O desejo no cinema costuma ser enquadrado por normas que o justificam ou condenam. Quando aparece “fora da ordem”, muitas vezes é reduzido a lição de moral. Há, no entanto, obras que subvertem essa lógica, e “Reinventando o prazer”, novo longa de Caroline Vignal, escolhe um registro mais leve como caminho.
A diretora evita transformar sua protagonista em alvo de sermão e prefere seguir de perto seu despertar, registrando como ela reencontra vitalidade em meio ao marasmo conjugal. Iris (Laure Calamy) leva uma vida aparentemente ordenada, mas sente a distância afetiva do marido minar pouco a pouco o equilíbrio da relação. A descoberta dos aplicativos de encontros funciona como gatilho para um renascimento, trazendo de volta a sensação de ser notada e desejada.
O filme tem mérito por filmar esse processo sem moralismo e por colocar em primeiro plano uma mulher que não abre mão do próprio desejo. Suas limitações narrativas, porém, aparecem cedo. A comicidade se apoia em repetições que funcionam até certo ponto, como o celular que insiste em vibrar nas situações mais banais, mas logo o efeito se esgota e a piada vira ruído. Os encontros são mostrados como esquetes rápidas, privilegiando o constrangimento cômico, enquanto o casamento permanece em segundo plano, sem que o roteiro se arrisque em explorar suas tensões de maneira mais frontal. Nesse movimento, a proposta de crítica social perde fôlego, já que a insistência em repetir situações semelhantes, sem variação de tom ou aprofundamento, transforma o gesto inicial de transgressão em algo previsível. O que poderia ser um comentário ácido sobre o vazio da rotina conjugal acaba se resumindo a uma sucessão de gags que não avançam a reflexão.

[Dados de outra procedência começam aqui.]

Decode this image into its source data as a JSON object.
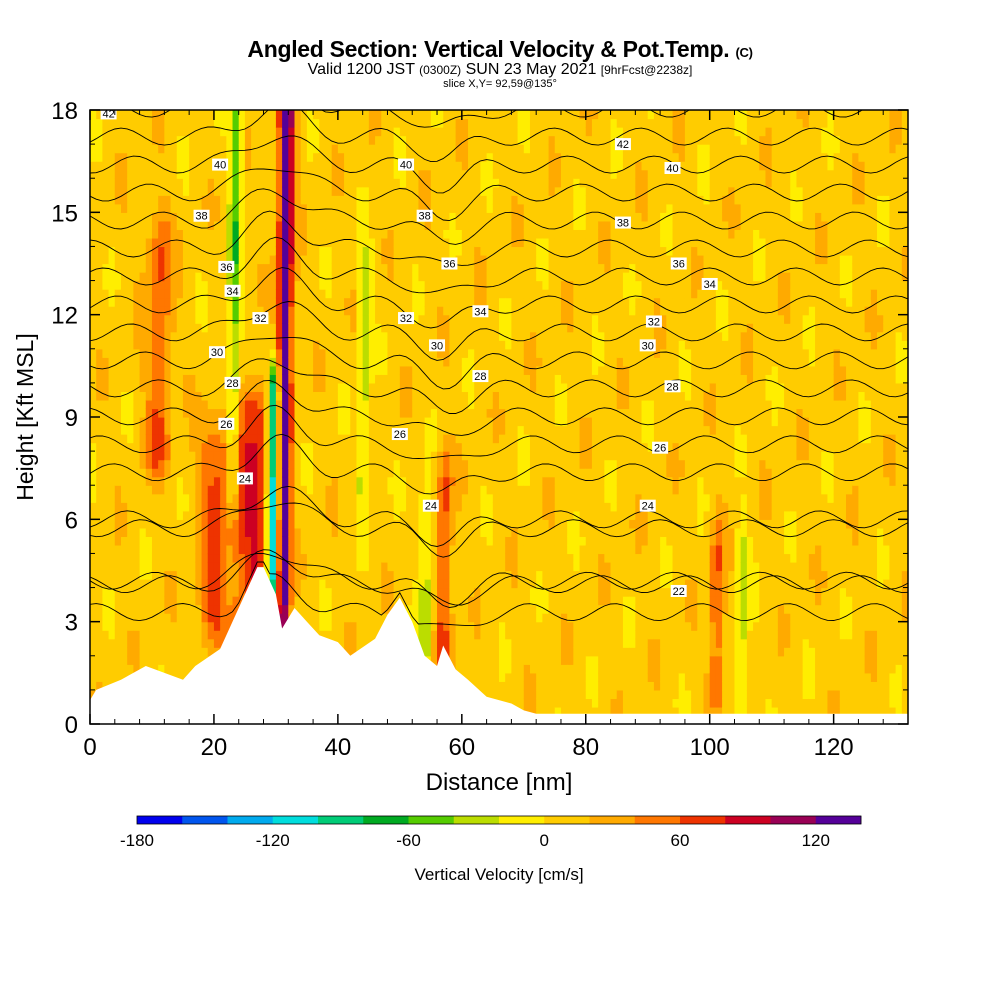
{
  "title": {
    "main": "Angled Section: Vertical Velocity & Pot.Temp.",
    "main_suffix": "(C)",
    "valid_prefix": "Valid 1200 JST",
    "valid_z": "(0300Z)",
    "valid_date": "SUN 23 May 2021",
    "valid_fcst": "[9hrFcst@2238z]",
    "slice": "slice X,Y= 92,59@135°"
  },
  "chart_data": {
    "type": "heatmap",
    "xlabel": "Distance [nm]",
    "ylabel": "Height [Kft MSL]",
    "xlim": [
      0,
      132
    ],
    "ylim": [
      0,
      18
    ],
    "x_ticks": [
      0,
      20,
      40,
      60,
      80,
      100,
      120
    ],
    "y_ticks": [
      0,
      3,
      6,
      9,
      12,
      15,
      18
    ],
    "colorbar": {
      "label": "Vertical Velocity [cm/s]",
      "min": -180,
      "max": 140,
      "step": 20,
      "tick_values": [
        -180,
        -120,
        -60,
        0,
        60,
        120
      ],
      "colors": [
        "#0000ee",
        "#0055ee",
        "#00aaee",
        "#00dddd",
        "#00cc77",
        "#00aa22",
        "#55cc00",
        "#bbdd00",
        "#ffee00",
        "#ffcc00",
        "#ffaa00",
        "#ff7700",
        "#ee3300",
        "#cc0022",
        "#990055",
        "#550099"
      ]
    },
    "field_background_value": 10,
    "velocity_features": [
      {
        "x": 31.0,
        "z_min": 3.0,
        "z_max": 18.0,
        "value": 130,
        "halfwidth": 1.2
      },
      {
        "x": 29.5,
        "z_min": 4.0,
        "z_max": 9.5,
        "value": -150,
        "halfwidth": 1.0
      },
      {
        "x": 26.0,
        "z_min": 3.0,
        "z_max": 9.0,
        "value": 70,
        "halfwidth": 3.0
      },
      {
        "x": 20.0,
        "z_min": 3.0,
        "z_max": 8.0,
        "value": 55,
        "halfwidth": 2.5
      },
      {
        "x": 23.0,
        "z_min": 7.0,
        "z_max": 18.0,
        "value": -60,
        "halfwidth": 1.0
      },
      {
        "x": 11.0,
        "z_min": 8.0,
        "z_max": 14.0,
        "value": 50,
        "halfwidth": 2.0
      },
      {
        "x": 57.0,
        "z_min": 2.0,
        "z_max": 7.0,
        "value": 55,
        "halfwidth": 1.3
      },
      {
        "x": 54.0,
        "z_min": 2.0,
        "z_max": 6.0,
        "value": -40,
        "halfwidth": 1.2
      },
      {
        "x": 101.0,
        "z_min": 1.0,
        "z_max": 5.0,
        "value": 50,
        "halfwidth": 1.2
      },
      {
        "x": 105.0,
        "z_min": 0.5,
        "z_max": 5.0,
        "value": -40,
        "halfwidth": 1.0
      },
      {
        "x": 44.0,
        "z_min": 7.0,
        "z_max": 13.0,
        "value": -40,
        "halfwidth": 1.0
      }
    ],
    "terrain": {
      "x": [
        0,
        1,
        5,
        9,
        15,
        17,
        21,
        27,
        28,
        30,
        31,
        33,
        35,
        37,
        40,
        42,
        46,
        48,
        50,
        52,
        54,
        56,
        57,
        59,
        61,
        64,
        68,
        70,
        72,
        74,
        132
      ],
      "z": [
        0.7,
        1.0,
        1.3,
        1.7,
        1.3,
        1.7,
        2.2,
        4.6,
        4.6,
        3.8,
        2.8,
        3.4,
        3.0,
        2.6,
        2.4,
        2.0,
        2.5,
        3.2,
        3.7,
        3.0,
        2.0,
        1.7,
        2.3,
        1.6,
        1.3,
        0.8,
        0.6,
        0.4,
        0.3,
        0.3,
        0.3
      ]
    },
    "theta_contour_levels": [
      22,
      24,
      26,
      28,
      30,
      32,
      34,
      36,
      38,
      40,
      42
    ],
    "theta_labels": [
      {
        "text": "42",
        "x": 3,
        "z": 17.9
      },
      {
        "text": "40",
        "x": 21,
        "z": 16.4
      },
      {
        "text": "38",
        "x": 18,
        "z": 14.9
      },
      {
        "text": "36",
        "x": 22,
        "z": 13.4
      },
      {
        "text": "34",
        "x": 23,
        "z": 12.7
      },
      {
        "text": "32",
        "x": 27.5,
        "z": 11.9
      },
      {
        "text": "30",
        "x": 20.5,
        "z": 10.9
      },
      {
        "text": "28",
        "x": 23,
        "z": 10.0
      },
      {
        "text": "26",
        "x": 22,
        "z": 8.8
      },
      {
        "text": "24",
        "x": 25,
        "z": 7.2
      },
      {
        "text": "40",
        "x": 51,
        "z": 16.4
      },
      {
        "text": "38",
        "x": 54,
        "z": 14.9
      },
      {
        "text": "36",
        "x": 58,
        "z": 13.5
      },
      {
        "text": "34",
        "x": 63,
        "z": 12.1
      },
      {
        "text": "32",
        "x": 51,
        "z": 11.9
      },
      {
        "text": "30",
        "x": 56,
        "z": 11.1
      },
      {
        "text": "28",
        "x": 63,
        "z": 10.2
      },
      {
        "text": "26",
        "x": 50,
        "z": 8.5
      },
      {
        "text": "24",
        "x": 55,
        "z": 6.4
      },
      {
        "text": "42",
        "x": 86,
        "z": 17.0
      },
      {
        "text": "40",
        "x": 94,
        "z": 16.3
      },
      {
        "text": "38",
        "x": 86,
        "z": 14.7
      },
      {
        "text": "36",
        "x": 95,
        "z": 13.5
      },
      {
        "text": "34",
        "x": 100,
        "z": 12.9
      },
      {
        "text": "32",
        "x": 91,
        "z": 11.8
      },
      {
        "text": "30",
        "x": 90,
        "z": 11.1
      },
      {
        "text": "28",
        "x": 94,
        "z": 9.9
      },
      {
        "text": "26",
        "x": 92,
        "z": 8.1
      },
      {
        "text": "24",
        "x": 90,
        "z": 6.4
      },
      {
        "text": "22",
        "x": 95,
        "z": 3.9
      }
    ]
  }
}
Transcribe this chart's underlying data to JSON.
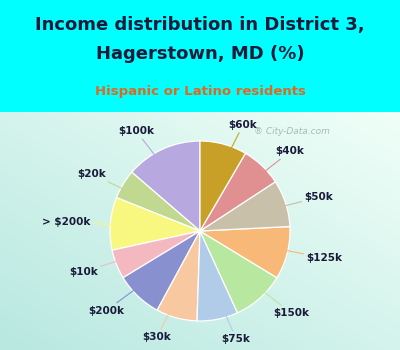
{
  "title_line1": "Income distribution in District 3,",
  "title_line2": "Hagerstown, MD (%)",
  "subtitle": "Hispanic or Latino residents",
  "labels": [
    "$100k",
    "$20k",
    "> $200k",
    "$10k",
    "$200k",
    "$30k",
    "$75k",
    "$150k",
    "$125k",
    "$50k",
    "$40k",
    "$60k"
  ],
  "sizes": [
    13,
    5,
    9,
    5,
    8,
    7,
    7,
    9,
    9,
    8,
    7,
    8
  ],
  "colors": [
    "#b8a8e0",
    "#c0d890",
    "#f8f880",
    "#f4b8c0",
    "#8890d0",
    "#f8c8a0",
    "#b0cce8",
    "#b8e8a0",
    "#f8b878",
    "#c8c0a8",
    "#e09090",
    "#c8a028"
  ],
  "bg_top": "#00ffff",
  "bg_chart_tl": "#b8e8e0",
  "bg_chart_br": "#e8f8f0",
  "watermark": "City-Data.com",
  "title_color": "#1a1a3a",
  "subtitle_color": "#e06820",
  "title_fontsize": 13,
  "subtitle_fontsize": 9.5,
  "label_fontsize": 7.5,
  "startangle": 90
}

Também chama atenção que, para um filme que trata do prazer, a encenação conduza a sexualidade com o mesmo asseio de um manual de boas maneiras. O corpo não transpira nem se entrega, enquadrado em gestos limpos e coreografados como se fossem feitos para o horário nobre da TV aberta. Aqui mora a contradição: o discurso clama por emancipação, mas o olhar filma com a reverência de quem teme profanar algo sagrado.
O grande destaque é Laure Calamy, cuja presença sustenta o filme do início ao fim. É ela quem injeta intensidade em uma trama que por vezes se acomoda em repetições e soluções fáceis. Ainda assim, “Reinventando o prazer” encontra relevância ao colocar na comédia uma personagem feminina que reivindica para si a vivência do desejo sem se submeter a julgamentos. O resultado está longe de ser uma reinvenção, mas, mesmo conduzido com contradições e certa timidez estética, o filme ganha valor ao inscrever na tela um debate atual e relevante.